Unemployment dropped to 3.9 per cent as at September last year, the lowest level since 2018. It achieved the Labour Party's pre-election target to get unemployment below 4 per cent, although that was not likely to be hard as long as the economy continued to grow. Unemployment has been on a steady decline since mid-2000.
Why, then, has the number on the dole now risen? Because the Government was trying to ensure everyone entitled to it was receiving it, Jacinda Ardern explained. Is that the real reason? Or is it that this Government is far more relaxed than the last about whether the unemployed are meeting the terms of the entitlement?

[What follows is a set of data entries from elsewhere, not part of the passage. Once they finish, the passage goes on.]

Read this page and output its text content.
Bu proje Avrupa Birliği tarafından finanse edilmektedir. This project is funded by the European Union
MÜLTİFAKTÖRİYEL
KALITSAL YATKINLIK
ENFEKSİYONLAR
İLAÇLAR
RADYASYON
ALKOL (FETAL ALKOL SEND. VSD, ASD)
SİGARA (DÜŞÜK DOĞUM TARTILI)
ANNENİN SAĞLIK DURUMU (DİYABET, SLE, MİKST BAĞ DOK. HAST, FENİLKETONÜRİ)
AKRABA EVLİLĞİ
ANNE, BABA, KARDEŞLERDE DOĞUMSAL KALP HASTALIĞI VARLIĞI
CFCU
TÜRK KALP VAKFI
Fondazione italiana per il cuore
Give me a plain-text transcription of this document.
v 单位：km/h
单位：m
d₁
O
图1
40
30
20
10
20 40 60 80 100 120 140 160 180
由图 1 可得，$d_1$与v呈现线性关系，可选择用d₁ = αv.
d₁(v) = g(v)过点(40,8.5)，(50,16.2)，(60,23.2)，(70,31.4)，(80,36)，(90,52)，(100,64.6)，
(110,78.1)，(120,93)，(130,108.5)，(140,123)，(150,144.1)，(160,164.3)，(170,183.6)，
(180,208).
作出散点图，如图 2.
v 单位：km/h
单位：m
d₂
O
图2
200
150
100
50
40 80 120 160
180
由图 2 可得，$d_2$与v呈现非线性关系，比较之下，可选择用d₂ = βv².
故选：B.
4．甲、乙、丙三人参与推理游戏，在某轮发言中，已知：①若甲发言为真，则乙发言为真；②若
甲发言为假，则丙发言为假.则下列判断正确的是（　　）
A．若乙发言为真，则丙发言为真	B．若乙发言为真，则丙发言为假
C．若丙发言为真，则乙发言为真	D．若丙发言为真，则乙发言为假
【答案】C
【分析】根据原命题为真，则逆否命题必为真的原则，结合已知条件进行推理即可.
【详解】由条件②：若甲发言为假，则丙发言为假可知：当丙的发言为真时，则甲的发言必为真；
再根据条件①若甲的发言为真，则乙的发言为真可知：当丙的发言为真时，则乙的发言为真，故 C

To qualify for the benefit, unemployed people are supposed to be actively looking for work or preparing for a job and accept a job if one is offered to them. Ardern said this week, "Of course we want people in work, but if they can't find work or are unable to work, they should be able to access the benefit."

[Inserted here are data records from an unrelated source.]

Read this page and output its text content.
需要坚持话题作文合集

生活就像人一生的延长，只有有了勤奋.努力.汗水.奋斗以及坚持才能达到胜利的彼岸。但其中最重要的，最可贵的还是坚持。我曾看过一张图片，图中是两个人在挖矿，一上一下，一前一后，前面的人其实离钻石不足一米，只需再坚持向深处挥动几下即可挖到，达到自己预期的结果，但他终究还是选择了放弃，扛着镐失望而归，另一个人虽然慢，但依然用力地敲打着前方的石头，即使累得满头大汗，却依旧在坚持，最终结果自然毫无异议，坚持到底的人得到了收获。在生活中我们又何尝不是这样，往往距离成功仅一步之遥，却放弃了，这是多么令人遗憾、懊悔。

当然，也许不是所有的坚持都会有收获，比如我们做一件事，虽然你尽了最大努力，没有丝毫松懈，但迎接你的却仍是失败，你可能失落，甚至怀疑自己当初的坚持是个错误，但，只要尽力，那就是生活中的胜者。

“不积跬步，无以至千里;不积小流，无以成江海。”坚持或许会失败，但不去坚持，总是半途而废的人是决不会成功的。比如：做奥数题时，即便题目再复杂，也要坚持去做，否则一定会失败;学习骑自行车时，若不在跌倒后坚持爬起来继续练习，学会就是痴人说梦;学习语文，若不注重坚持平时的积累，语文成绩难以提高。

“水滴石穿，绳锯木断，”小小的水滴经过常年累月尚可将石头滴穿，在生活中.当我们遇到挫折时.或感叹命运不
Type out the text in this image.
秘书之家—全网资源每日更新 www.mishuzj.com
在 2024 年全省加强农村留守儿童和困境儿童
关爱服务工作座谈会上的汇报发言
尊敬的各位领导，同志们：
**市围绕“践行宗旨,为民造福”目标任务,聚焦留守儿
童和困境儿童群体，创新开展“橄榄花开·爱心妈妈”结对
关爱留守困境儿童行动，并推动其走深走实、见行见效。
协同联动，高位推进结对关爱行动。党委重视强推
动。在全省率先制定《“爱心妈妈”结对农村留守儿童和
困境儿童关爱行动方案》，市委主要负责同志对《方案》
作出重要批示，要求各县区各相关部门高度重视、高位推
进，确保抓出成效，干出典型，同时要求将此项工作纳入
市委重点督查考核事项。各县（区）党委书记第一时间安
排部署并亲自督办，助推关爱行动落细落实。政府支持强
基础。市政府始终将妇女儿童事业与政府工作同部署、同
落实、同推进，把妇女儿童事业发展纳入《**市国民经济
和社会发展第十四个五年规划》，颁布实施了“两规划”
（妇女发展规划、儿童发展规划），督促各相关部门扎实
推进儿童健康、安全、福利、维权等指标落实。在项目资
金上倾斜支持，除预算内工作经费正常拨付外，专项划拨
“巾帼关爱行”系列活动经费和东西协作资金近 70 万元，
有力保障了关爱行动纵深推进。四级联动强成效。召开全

If they are unable to work they should be on a sickness or disability benefit. That indeed is what usually happens when a government puts strict requirements on dole seekers to be ready and willing to work. A rise in sickness beneficiaries often accompanies a fall in dole numbers but the exercise is not pointless. It is important that benefits exist for their stated purpose and that entitlements —including for sickness and disability support — are properly tested.
When National named the dole "jobseeker support" in 2013 the benefit was being paid to 4.8 per cent of the working age population. The number declined to 4.2 per cent by the end of 2017. But last year it rose, to 4.5 per cent. The reversal is not high but it should not be happening when so many industries have vacancies and are struggling to find suitable workers.

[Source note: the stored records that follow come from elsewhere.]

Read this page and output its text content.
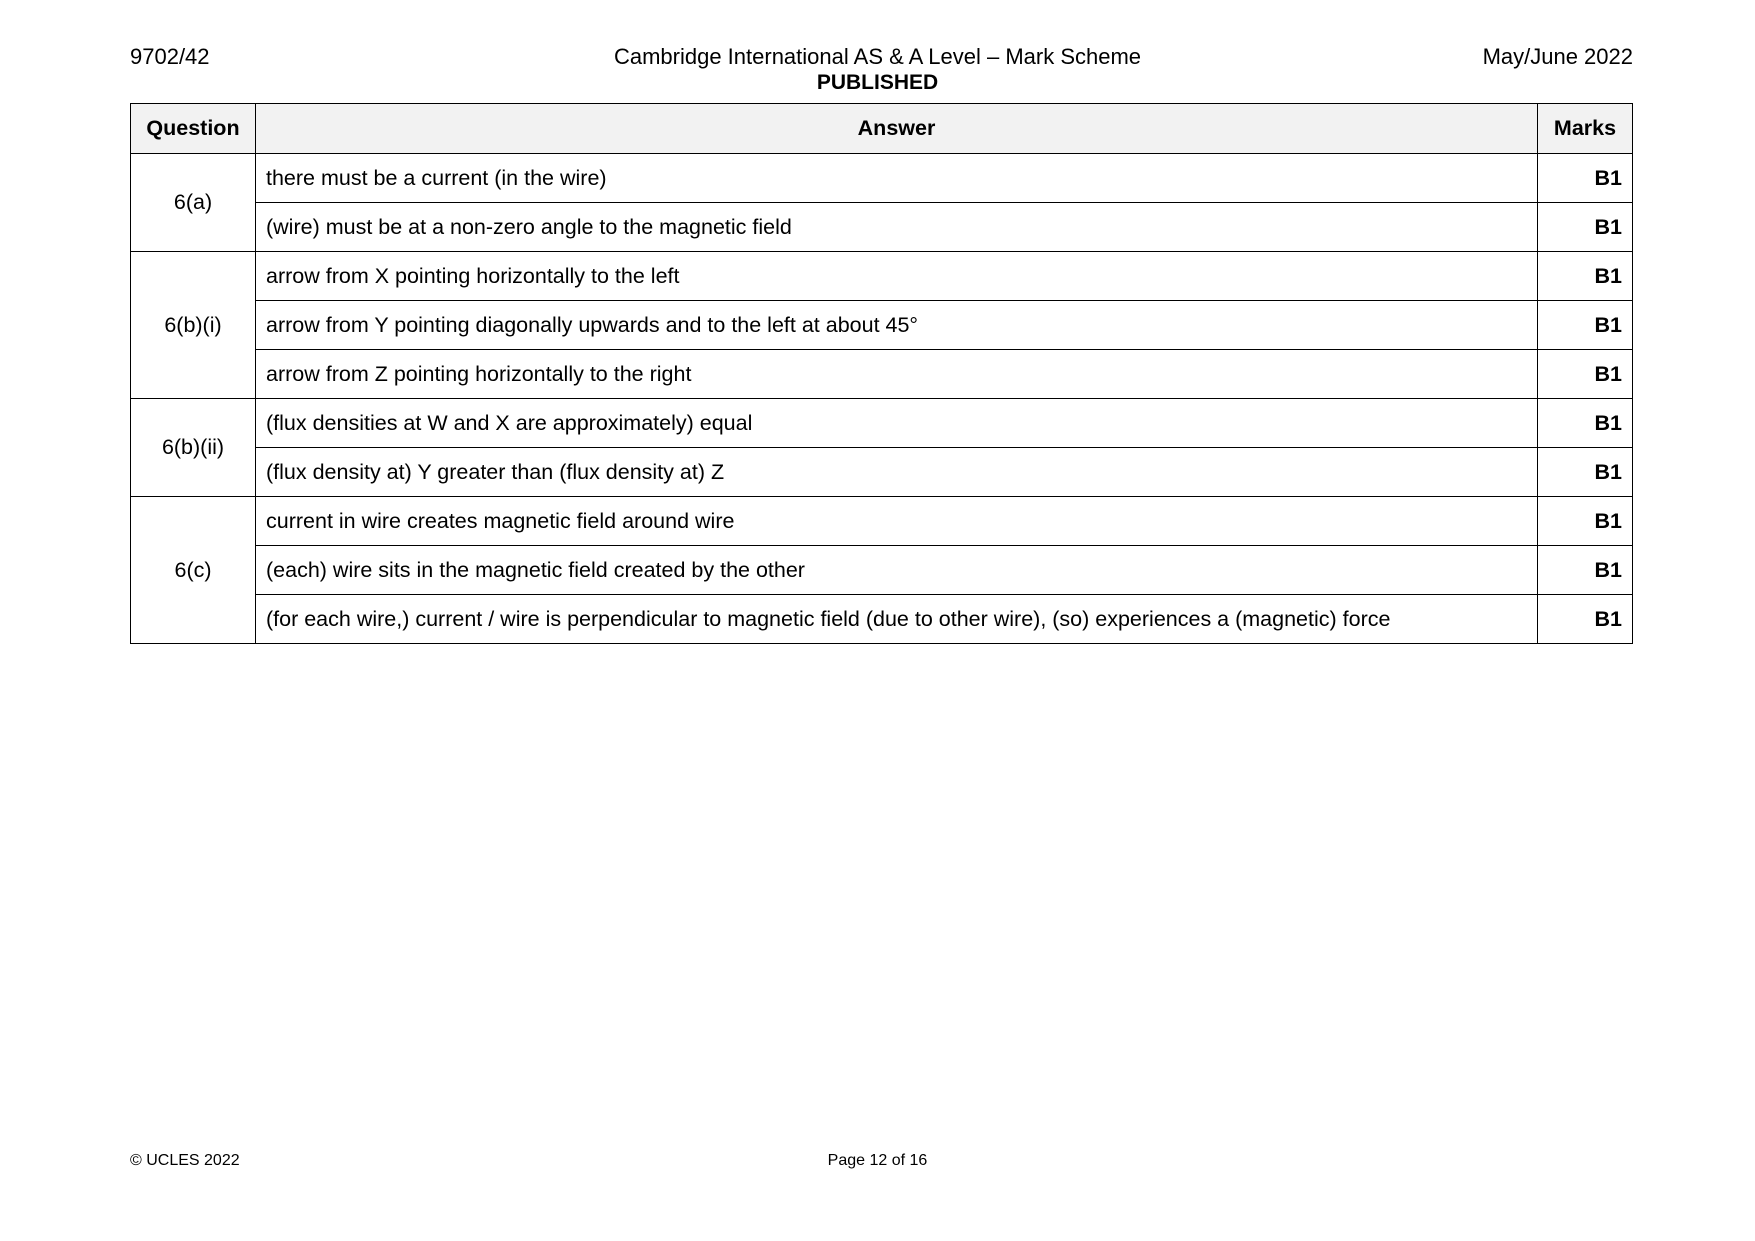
9702/42	Cambridge International AS & A Level – Mark Scheme
PUBLISHED
May/June 2022
Question	Answer	Marks
6(a)	there must be a current (in the wire)	B1
	(wire) must be at a non-zero angle to the magnetic field	B1
6(b)(i)	arrow from X pointing horizontally to the left	B1
	arrow from Y pointing diagonally upwards and to the left at about 45°	B1
	arrow from Z pointing horizontally to the right	B1
6(b)(ii)	(flux densities at W and X are approximately) equal	B1
	(flux density at) Y greater than (flux density at) Z	B1
6(c)	current in wire creates magnetic field around wire	B1
	(each) wire sits in the magnetic field created by the other	B1
	(for each wire,) current / wire is perpendicular to magnetic field (due to other wire), (so) experiences a (magnetic) force	B1
© UCLES 2022	Page 12 of 16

The Greens went to the last election with a policy of welfare virtually on request with no questions asked. In their post-election agreement with Labour they were promised an "overhaul" of the welfare system to "remove excessive sanctions". Last June the Minister for Social Development, Carmel Sepuloni, announced the overhaul was under way and welcomed figures showing the number of benefits being suspended or cancelled each day was dropping from just over 100 to 80.
Some refinement of the rules is needed, as evidenced by our report on Wednesday that ACC payments are abated by that value of the benefit when a beneficiary is injured in part time work. But without waiting for the overhaul, the Government last year gave a directive to Work and Income NZ that any decision to suspend a benefit had to be approved by a second person at a senior level.
Sanctions can be informally lightened in this way with no need to put anything in writing. Senior officials get the message. But if this rise in dole recipients continues, taxpayers will have questions to ask.